The answer is simple: health monitoring can allow for actions to be taken if, for example, an origin has gone offline. Such “actions” can prevent users from noticing, or experiencing downtime. Health checks also permit proactive actions to be taken: an example could be a server whose load (CPU utilization) is rapidly rising — a single health check can detect this trend and move new users to another server (or even deploy more resources on scalable platforms).
Whether a health check detects an origin going offline, or a server's CPU usage rising too quickly, health checks play an important role in load balancing and failover checks.
Types of “Health Checks”
Health monitoring uses a variety of checks to monitor availability to server load:
- Server Agents (webhooks)
With “server agents,” monitoring occurs with a small program configured to run either as a daemon or under a timed CRON job. The program can check many different pieces of information on a server; for example, RAM usage, CPU usage — even disk usage. More advanced monitoring agents can even forward logs and interact with other software on the server to determine whether additional (or occasionally less) hardware is required to maintain a service.
The one disadvantage of such health checks is that they require the use of custom (or 3rd party) software on a server. While this can potentially be mitigated through the use of Docker, or another transparent container solution, it requires the most work to configure and is often chosen only if HTTP/ping requests are insufficient.
- Ping or HTTP requests
With “ping” checks and/or “HTTP requests,” the provider will send out occasional “bumps” to origins to ensure that they are “alive.” This is often configurable as well; with some health monitoring services, “ping” tests can be sent from multiple locations around the world. Others even offer the ability to send custom HTTP requests to origin endpoints to ensure that they are still working.
Either way, this option is the easiest to configure and requires that the CDN, or provider, keep monitoring for any sudden downtime.
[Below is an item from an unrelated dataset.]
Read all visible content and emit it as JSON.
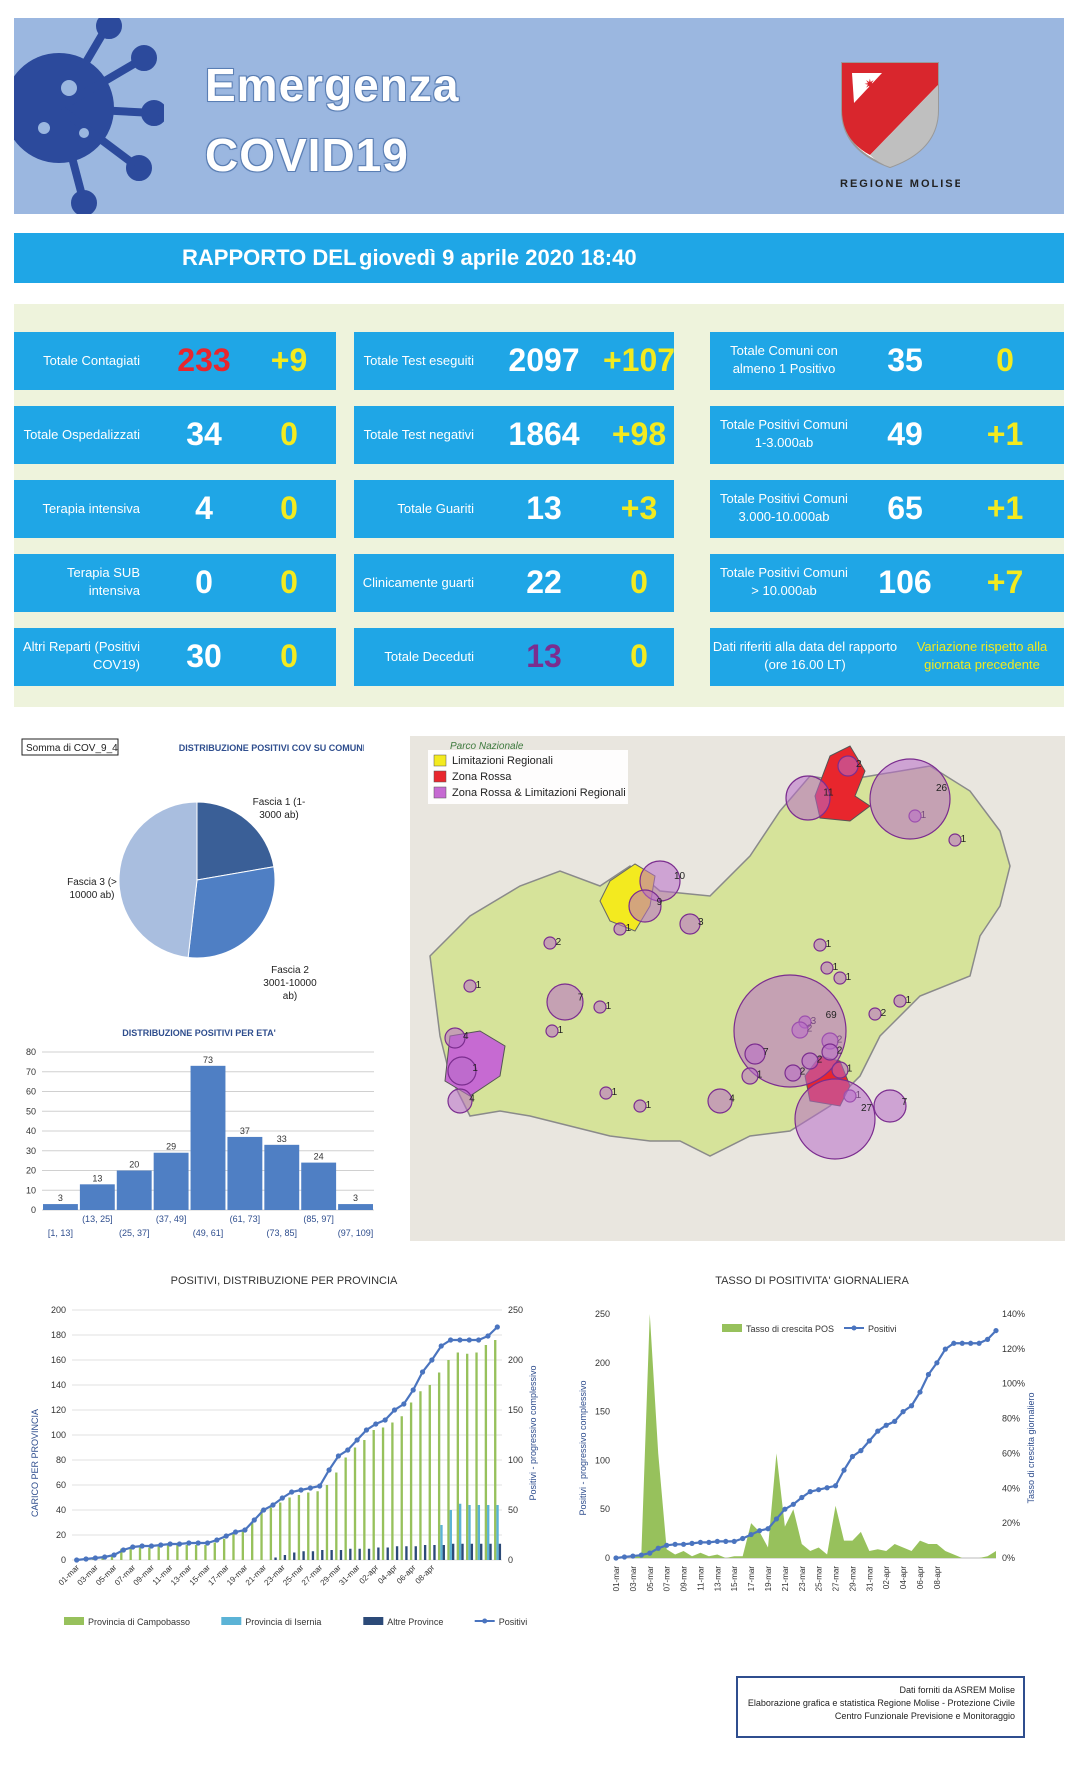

Uses for Health Monitoring
As mentioned previously, health monitoring offers a plethora of benefits to webmasters:
- Failover
- When an origin is detected to be offline, it can be removed from rotation and all subsequent requests will be routed to remaining servers.
- Load Balancing
- When an origin is detected to be offline (e.g. the monitoring agent is no longer responding), subsequent requests can be rerouted
- When an agent returns a higher than normal load, or underutilization, servers can be pulled/deployed to meet demand
- If existing servers are able to handle the load, a load balancer can begin to distribute requests to servers under a “list” to ensure a user’s quality of service
Conclusion
Health monitoring plays an important role in maintaining the quality of services for users. Even when services are pushed to their limits, high-quality monitoring will allow for appropriate scaling — furthermore, simpler configurations of health checks (ping, HTTP GET, etc.) can still ensure that users are never routed to a server that is offline or unable to process a request.